Other possibilities include franchises and co-operatives.
The following table summarises some of the advantages and disadvantaged of each:
|Structure ||Advantages ||
|Sole trader || •Simple to set up |
•Profits belong to you personally
•Liable for all debts|
•Members liability limited
•Kudos associated with operating through a company
•Can be tax efficient
•More complicated and costly to set up|
•Higher compliance burden – need to comply with company law requirements
•Easy to set up
•Benefit from the skill base of different partners
•Partners jointly and severally liable for partnership debts
•Potential problems if partners disagree
|Limited liability partnership ||•Limited liability ||•More paperwork than for a partnership – need to file financial statements with Companies House |
Tax and National Insurance implications
As mentioned above, the tax and National Insurance implications differ depending on the structure of the business.

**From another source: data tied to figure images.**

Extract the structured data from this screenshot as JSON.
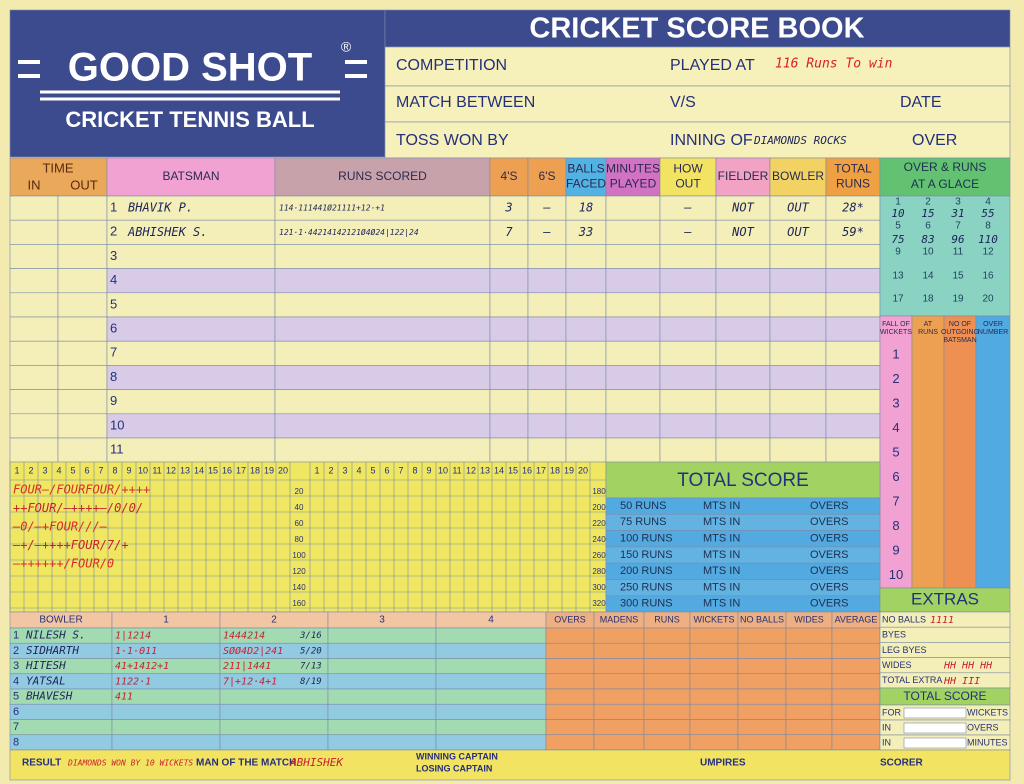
{
  "header": {
    "brand": "GOOD SHOT",
    "registered": "®",
    "subtitle": "CRICKET TENNIS BALL",
    "title": "CRICKET SCORE BOOK"
  },
  "fields": {
    "competition": "COMPETITION",
    "played_at": "PLAYED AT",
    "played_at_value": "116 Runs To win",
    "match_between": "MATCH BETWEEN",
    "vs": "V/S",
    "date": "DATE",
    "toss_won_by": "TOSS WON BY",
    "inning_of": "INNING OF",
    "inning_of_value": "DIAMONDS ROCKS",
    "over": "OVER"
  },
  "batting": {
    "time": "TIME",
    "in": "IN",
    "out": "OUT",
    "columns": [
      [
        "BATSMAN"
      ],
      [
        "RUNS SCORED"
      ],
      [
        "4'S"
      ],
      [
        "6'S"
      ],
      [
        "BALLS",
        "FACED"
      ],
      [
        "MINUTES",
        "PLAYED"
      ],
      [
        "HOW",
        "OUT"
      ],
      [
        "FIELDER"
      ],
      [
        "BOWLER"
      ],
      [
        "TOTAL",
        "RUNS"
      ]
    ],
    "row_numbers": [
      "1",
      "2",
      "3",
      "4",
      "5",
      "6",
      "7",
      "8",
      "9",
      "10",
      "11"
    ],
    "rows": [
      {
        "batsman": "BHAVIK P.",
        "runs_scored": "114·111441Ø21111+12·+1",
        "fours": "3",
        "sixes": "—",
        "balls_faced": "18",
        "how_out": "—",
        "fielder": "NOT",
        "bowler": "OUT",
        "total_runs": "28*"
      },
      {
        "batsman": "ABHISHEK S.",
        "runs_scored": "121·1·44214142121Ø4Ø24|122|24",
        "fours": "7",
        "sixes": "—",
        "balls_faced": "33",
        "how_out": "—",
        "fielder": "NOT",
        "bowler": "OUT",
        "total_runs": "59*"
      }
    ]
  },
  "over_glance": {
    "title": [
      "OVER & RUNS",
      "AT A GLACE"
    ],
    "overs": [
      "1",
      "2",
      "3",
      "4",
      "5",
      "6",
      "7",
      "8",
      "9",
      "10",
      "11",
      "12",
      "13",
      "14",
      "15",
      "16",
      "17",
      "18",
      "19",
      "20"
    ],
    "runs": [
      "10",
      "15",
      "31",
      "55",
      "75",
      "83",
      "96",
      "110"
    ]
  },
  "fall_of_wickets": {
    "headers": [
      [
        "FALL OF",
        "WICKETS"
      ],
      [
        "AT",
        "RUNS"
      ],
      [
        "NO OF",
        "OUTGOING",
        "BATSMAN"
      ],
      [
        "OVER",
        "NUMBER"
      ]
    ],
    "numbers": [
      "1",
      "2",
      "3",
      "4",
      "5",
      "6",
      "7",
      "8",
      "9",
      "10"
    ]
  },
  "over_grid": {
    "balls": [
      "1",
      "2",
      "3",
      "4",
      "5",
      "6",
      "7",
      "8",
      "9",
      "10",
      "11",
      "12",
      "13",
      "14",
      "15",
      "16",
      "17",
      "18",
      "19",
      "20"
    ],
    "left_totals": [
      "20",
      "40",
      "60",
      "80",
      "100",
      "120",
      "140",
      "160"
    ],
    "right_totals": [
      "180",
      "200",
      "220",
      "240",
      "260",
      "280",
      "300",
      "320"
    ],
    "entries": [
      "FOUR—/FOURFOUR/++++",
      "++FOUR/—++++—/0/0/",
      "—0/—+FOUR///—",
      "—+/—++++FOUR/7/+",
      "—++++++/FOUR/0"
    ]
  },
  "total_score_box": {
    "title": "TOTAL SCORE",
    "milestones": [
      "50 RUNS",
      "75 RUNS",
      "100 RUNS",
      "150 RUNS",
      "200 RUNS",
      "250 RUNS",
      "300 RUNS"
    ],
    "mts_in": "MTS IN",
    "overs": "OVERS"
  },
  "bowling": {
    "headers": [
      "BOWLER",
      "1",
      "2",
      "3",
      "4",
      "OVERS",
      "MADENS",
      "RUNS",
      "WICKETS",
      "NO BALLS",
      "WIDES",
      "AVERAGE"
    ],
    "row_numbers": [
      "1",
      "2",
      "3",
      "4",
      "5",
      "6",
      "7",
      "8"
    ],
    "rows": [
      {
        "name": "NILESH S.",
        "over1": "1|1214",
        "over2": "1444214",
        "total": "3/16"
      },
      {
        "name": "SIDHARTH",
        "over1": "1·1·011",
        "over2": "SØØ4D2|241",
        "total": "5/20"
      },
      {
        "name": "HITESH",
        "over1": "41+1412+1",
        "over2": "211|1441",
        "total": "7/13"
      },
      {
        "name": "YATSAL",
        "over1": "1122·1",
        "over2": "7|+12·4+1",
        "total": "8/19"
      },
      {
        "name": "BHAVESH",
        "over1": "411"
      }
    ]
  },
  "extras": {
    "title": "EXTRAS",
    "no_balls": "NO BALLS",
    "no_balls_value": "1111",
    "byes": "BYES",
    "leg_byes": "LEG BYES",
    "wides": "WIDES",
    "wides_value": "HH HH HH",
    "total_extra": "TOTAL EXTRA",
    "total_extra_value": "HH III"
  },
  "total_score": {
    "title": "TOTAL SCORE",
    "for": "FOR",
    "wickets": "WICKETS",
    "in1": "IN",
    "overs": "OVERS",
    "in2": "IN",
    "minutes": "MINUTES"
  },
  "footer": {
    "result": "RESULT",
    "result_value": "DIAMONDS WON BY 10 WICKETS",
    "man_of_the_match": "MAN OF THE MATCH",
    "man_of_the_match_value": "ABHISHEK",
    "winning_captain": "WINNING CAPTAIN",
    "losing_captain": "LOSING CAPTAIN",
    "umpires": "UMPIRES",
    "scorer": "SCORER"
  }
}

Where a person is in business as a sole trader they must pay income tax on their profits. They must also pay Class 2 and Class 4 National Insurance contributions (NIC). When starting in business as a sole trader, it is necessary to let HMRC know and to register your business for tax and National Insurance. Details of how to do this are available on the HMRC website at: www.hmrc.gov.uk/working/intro/self-employed.htm#1.
A self-employed person must complete a tax return. There are separate pages for self-employment. They must also pay flat rate Class 2 NIC of £2.65 per week (unless earnings are below £5,595 in which case it is possible to apply for exemption). Class 4 NIC is also payable on profits once these exceed £7,605 a year (2012/13 figures). The rate is 9% on profits up to £42,475 and 2% thereafter.

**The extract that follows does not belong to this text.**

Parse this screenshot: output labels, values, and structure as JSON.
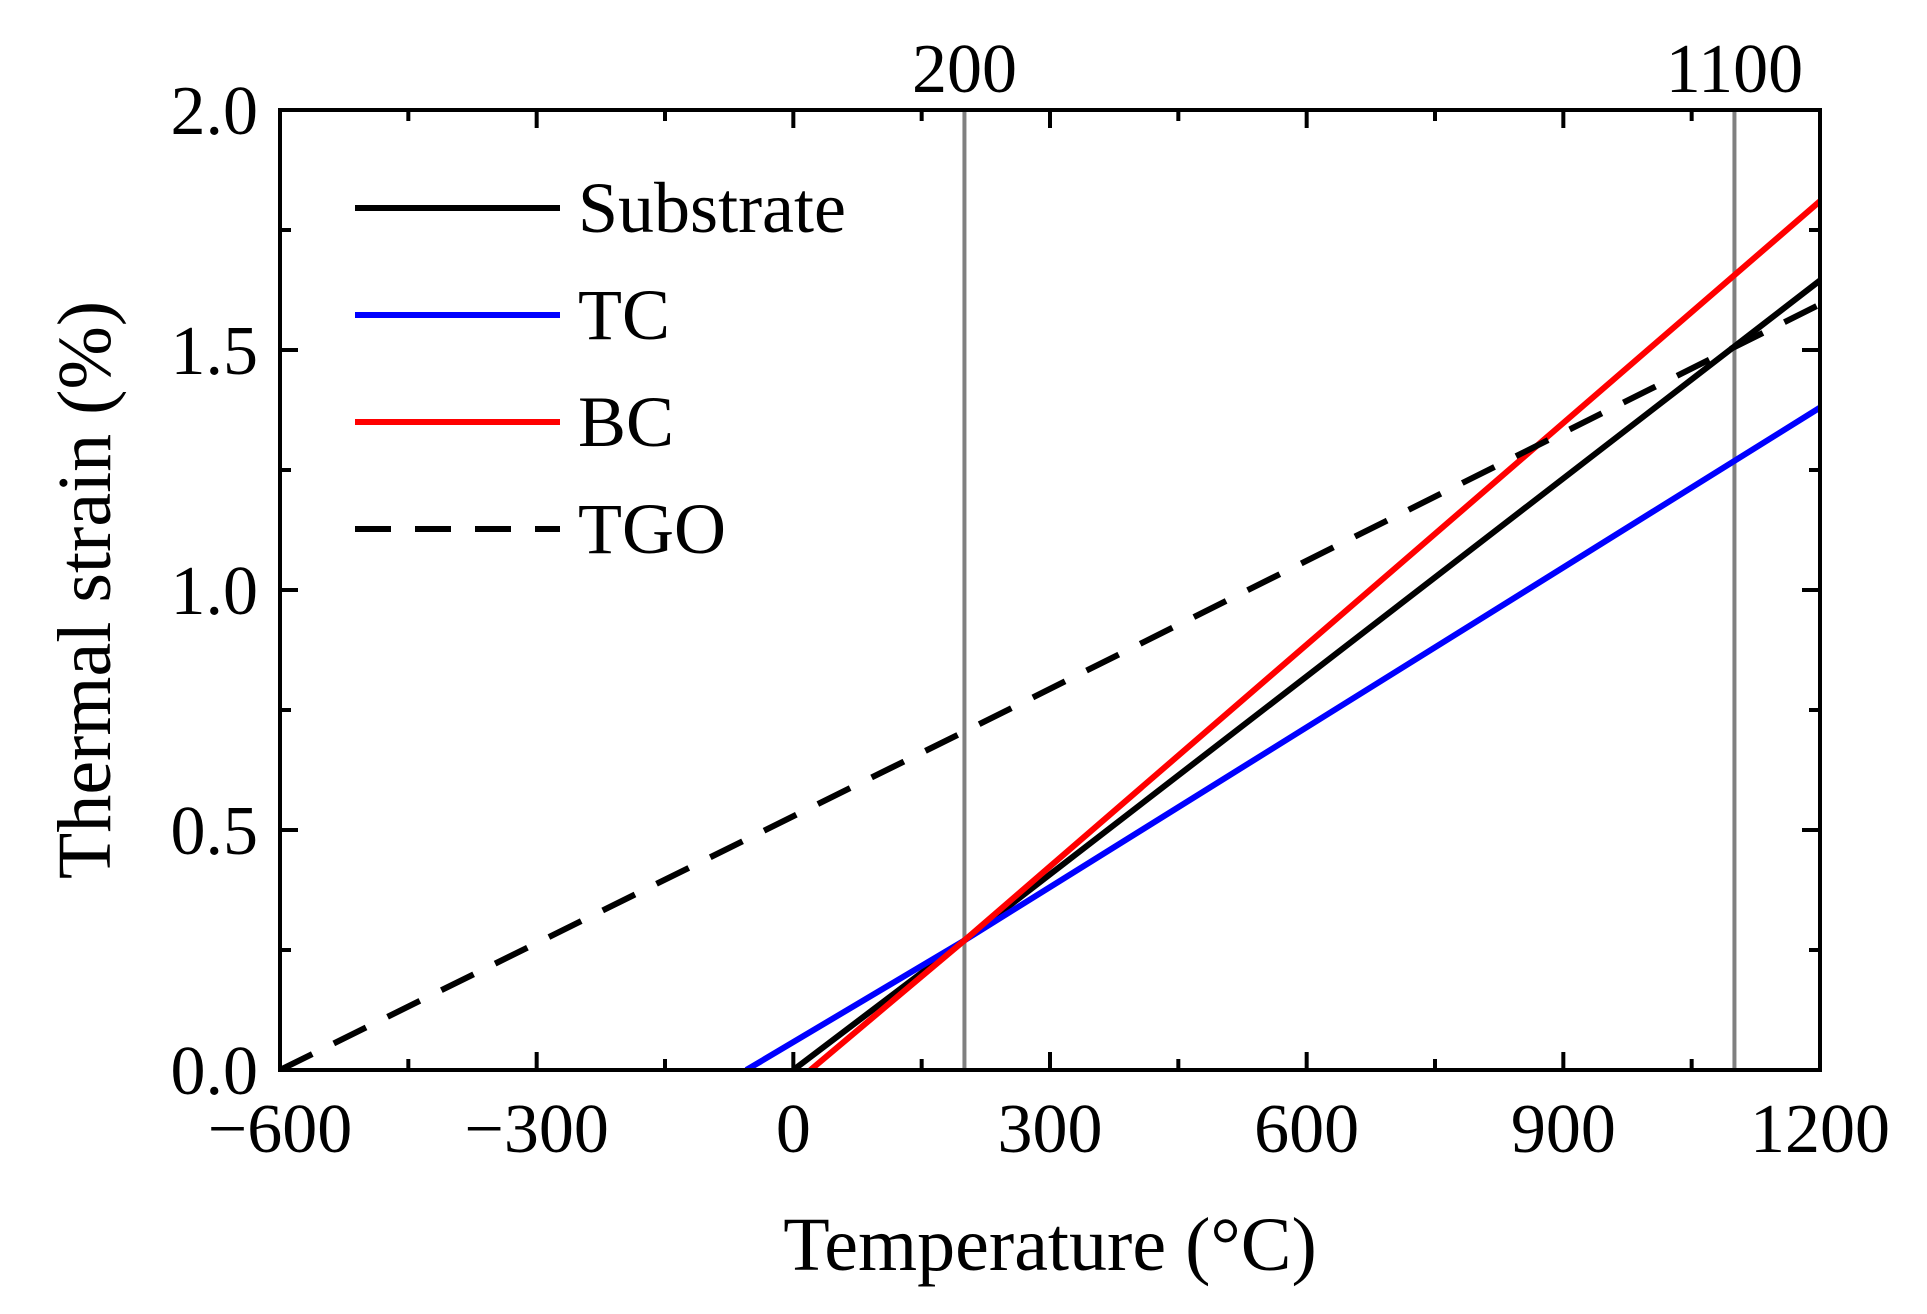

Individual partners in a partnership are, like a sole trader, liable for income tax on their share of profits and must pay Class 2 and Class 4 NIC. An individual partner must complete the partnership pages of the self-assessment tax return and the partnership must complete a separate partnership return. The same applies to limited liability partnerships.

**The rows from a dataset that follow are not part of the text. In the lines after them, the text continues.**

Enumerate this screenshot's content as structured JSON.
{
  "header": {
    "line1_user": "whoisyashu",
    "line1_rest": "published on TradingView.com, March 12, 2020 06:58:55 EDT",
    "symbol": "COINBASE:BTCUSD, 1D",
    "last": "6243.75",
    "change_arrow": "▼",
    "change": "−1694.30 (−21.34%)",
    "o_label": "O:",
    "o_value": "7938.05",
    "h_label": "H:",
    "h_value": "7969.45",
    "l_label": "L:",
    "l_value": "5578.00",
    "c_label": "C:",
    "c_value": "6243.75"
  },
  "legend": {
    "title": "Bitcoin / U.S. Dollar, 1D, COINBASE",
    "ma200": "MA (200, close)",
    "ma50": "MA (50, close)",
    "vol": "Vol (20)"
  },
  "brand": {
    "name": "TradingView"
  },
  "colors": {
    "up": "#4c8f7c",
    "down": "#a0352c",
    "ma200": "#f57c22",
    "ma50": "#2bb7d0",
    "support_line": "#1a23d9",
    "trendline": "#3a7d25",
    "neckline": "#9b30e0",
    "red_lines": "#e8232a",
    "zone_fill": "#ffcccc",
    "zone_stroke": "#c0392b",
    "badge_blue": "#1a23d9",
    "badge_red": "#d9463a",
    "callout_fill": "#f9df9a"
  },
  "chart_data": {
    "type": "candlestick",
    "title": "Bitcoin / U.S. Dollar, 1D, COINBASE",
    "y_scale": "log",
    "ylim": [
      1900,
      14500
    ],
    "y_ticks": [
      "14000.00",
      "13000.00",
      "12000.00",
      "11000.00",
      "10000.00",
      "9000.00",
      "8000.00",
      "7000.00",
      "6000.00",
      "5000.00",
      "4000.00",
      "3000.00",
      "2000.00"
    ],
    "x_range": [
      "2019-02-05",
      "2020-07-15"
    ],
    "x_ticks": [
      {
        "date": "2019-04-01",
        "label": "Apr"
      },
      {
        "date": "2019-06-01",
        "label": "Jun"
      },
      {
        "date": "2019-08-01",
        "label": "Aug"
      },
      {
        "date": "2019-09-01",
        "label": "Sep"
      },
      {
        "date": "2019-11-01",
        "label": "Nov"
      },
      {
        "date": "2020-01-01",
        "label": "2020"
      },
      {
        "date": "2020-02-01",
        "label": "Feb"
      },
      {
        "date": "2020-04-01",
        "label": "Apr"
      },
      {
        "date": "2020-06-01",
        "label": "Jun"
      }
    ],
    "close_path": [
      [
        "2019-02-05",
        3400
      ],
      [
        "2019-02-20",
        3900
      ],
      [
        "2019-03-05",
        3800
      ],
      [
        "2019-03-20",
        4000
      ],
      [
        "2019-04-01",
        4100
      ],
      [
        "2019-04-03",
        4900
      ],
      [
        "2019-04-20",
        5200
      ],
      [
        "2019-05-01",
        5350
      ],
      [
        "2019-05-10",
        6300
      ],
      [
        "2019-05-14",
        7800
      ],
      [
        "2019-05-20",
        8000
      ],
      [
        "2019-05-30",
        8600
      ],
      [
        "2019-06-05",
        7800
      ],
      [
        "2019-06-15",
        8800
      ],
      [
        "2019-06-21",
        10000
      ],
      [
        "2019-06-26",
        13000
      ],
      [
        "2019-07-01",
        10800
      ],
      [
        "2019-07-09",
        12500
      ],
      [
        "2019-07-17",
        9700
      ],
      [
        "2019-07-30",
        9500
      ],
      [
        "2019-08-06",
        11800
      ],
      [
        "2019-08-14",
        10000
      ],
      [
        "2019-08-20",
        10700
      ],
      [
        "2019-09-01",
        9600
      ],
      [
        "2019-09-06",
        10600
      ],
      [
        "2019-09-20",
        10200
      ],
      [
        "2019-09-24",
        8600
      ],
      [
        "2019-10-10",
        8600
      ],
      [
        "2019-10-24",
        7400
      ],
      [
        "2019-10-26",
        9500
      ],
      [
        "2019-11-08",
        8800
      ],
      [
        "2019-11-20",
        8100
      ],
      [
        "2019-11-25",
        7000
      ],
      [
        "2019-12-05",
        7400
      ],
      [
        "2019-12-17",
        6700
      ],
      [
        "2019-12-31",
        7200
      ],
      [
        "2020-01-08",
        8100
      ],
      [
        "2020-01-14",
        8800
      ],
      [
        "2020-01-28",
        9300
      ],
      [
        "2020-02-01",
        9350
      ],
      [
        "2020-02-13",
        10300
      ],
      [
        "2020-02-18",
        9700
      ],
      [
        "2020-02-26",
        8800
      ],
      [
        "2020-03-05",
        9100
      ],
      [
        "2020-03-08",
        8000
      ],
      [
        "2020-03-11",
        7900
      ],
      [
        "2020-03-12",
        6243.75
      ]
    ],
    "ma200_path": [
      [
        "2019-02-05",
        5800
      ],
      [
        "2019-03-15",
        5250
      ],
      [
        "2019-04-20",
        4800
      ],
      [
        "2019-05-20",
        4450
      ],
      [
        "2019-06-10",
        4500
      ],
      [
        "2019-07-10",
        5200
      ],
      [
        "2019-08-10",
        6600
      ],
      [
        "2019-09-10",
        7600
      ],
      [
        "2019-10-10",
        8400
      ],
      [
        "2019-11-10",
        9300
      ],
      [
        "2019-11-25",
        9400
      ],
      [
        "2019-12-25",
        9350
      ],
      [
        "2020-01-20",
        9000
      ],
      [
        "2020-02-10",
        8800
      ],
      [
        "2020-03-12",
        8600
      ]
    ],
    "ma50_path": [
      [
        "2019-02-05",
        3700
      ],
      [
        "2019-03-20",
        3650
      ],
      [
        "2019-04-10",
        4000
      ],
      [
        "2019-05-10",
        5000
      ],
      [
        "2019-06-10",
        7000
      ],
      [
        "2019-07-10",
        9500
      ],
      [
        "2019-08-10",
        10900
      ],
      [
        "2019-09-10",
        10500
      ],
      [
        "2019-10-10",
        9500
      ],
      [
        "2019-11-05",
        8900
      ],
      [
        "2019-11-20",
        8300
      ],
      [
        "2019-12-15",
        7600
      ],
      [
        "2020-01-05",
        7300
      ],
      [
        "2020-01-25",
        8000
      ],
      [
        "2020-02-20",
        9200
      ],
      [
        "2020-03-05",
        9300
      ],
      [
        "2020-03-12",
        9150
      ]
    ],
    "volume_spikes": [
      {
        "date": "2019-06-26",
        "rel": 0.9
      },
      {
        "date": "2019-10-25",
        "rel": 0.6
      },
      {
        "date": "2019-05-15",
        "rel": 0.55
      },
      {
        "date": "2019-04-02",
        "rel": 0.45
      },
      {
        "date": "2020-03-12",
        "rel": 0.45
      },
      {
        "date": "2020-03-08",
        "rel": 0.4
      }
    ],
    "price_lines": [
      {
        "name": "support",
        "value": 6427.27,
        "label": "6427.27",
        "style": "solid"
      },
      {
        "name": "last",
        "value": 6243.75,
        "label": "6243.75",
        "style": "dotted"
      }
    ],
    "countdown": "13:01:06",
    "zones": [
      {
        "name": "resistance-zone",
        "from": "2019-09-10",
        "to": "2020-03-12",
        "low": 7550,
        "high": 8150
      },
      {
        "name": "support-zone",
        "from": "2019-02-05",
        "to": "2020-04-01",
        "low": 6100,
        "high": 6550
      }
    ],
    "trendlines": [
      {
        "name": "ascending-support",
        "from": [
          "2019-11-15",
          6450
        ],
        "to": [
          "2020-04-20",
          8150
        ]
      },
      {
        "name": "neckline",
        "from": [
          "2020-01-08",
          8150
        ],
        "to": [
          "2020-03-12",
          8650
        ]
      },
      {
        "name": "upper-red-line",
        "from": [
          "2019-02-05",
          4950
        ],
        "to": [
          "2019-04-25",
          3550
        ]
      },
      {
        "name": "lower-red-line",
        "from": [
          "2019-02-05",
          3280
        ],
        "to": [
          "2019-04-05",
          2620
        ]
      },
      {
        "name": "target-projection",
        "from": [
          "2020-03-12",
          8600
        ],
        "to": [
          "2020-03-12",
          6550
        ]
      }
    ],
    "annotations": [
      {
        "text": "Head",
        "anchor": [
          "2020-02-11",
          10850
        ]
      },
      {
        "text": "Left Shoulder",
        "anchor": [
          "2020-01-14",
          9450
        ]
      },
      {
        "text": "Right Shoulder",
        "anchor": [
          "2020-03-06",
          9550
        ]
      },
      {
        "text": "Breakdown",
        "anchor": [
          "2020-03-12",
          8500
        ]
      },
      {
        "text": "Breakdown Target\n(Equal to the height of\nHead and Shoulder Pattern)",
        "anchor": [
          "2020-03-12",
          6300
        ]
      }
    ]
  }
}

A limited company pays corporation tax on its profits. The small profits’ rate is currently 20%. The company must also file a corporation tax return online. However, that is not the end of the story. There will also be tax implications where profits are extracted from the company and this is where tax planning can come in. There are various ways of extracting profits, including paying a salary or paying dividends. If a salary is paid, the employee will be liable to pay income tax on that salary and also employee’s Class 1 NIC. The employer will need to pay secondary Class 1 contributions. Both the salary and employer’s NIC are deductible when computing the company’s profits for tax purposes. By contrast, dividends are paid out of retained profits and are not deductible. However, no National Insurance is payable, and until the recipient’s income exceeds the basic rate limit, no additional tax is payable.
Practical Tip :
In this article it has only been possible to give a brief flavour of the different business structures and it is vital that anyone who is thinking of starting a business takes professional advice from the outset.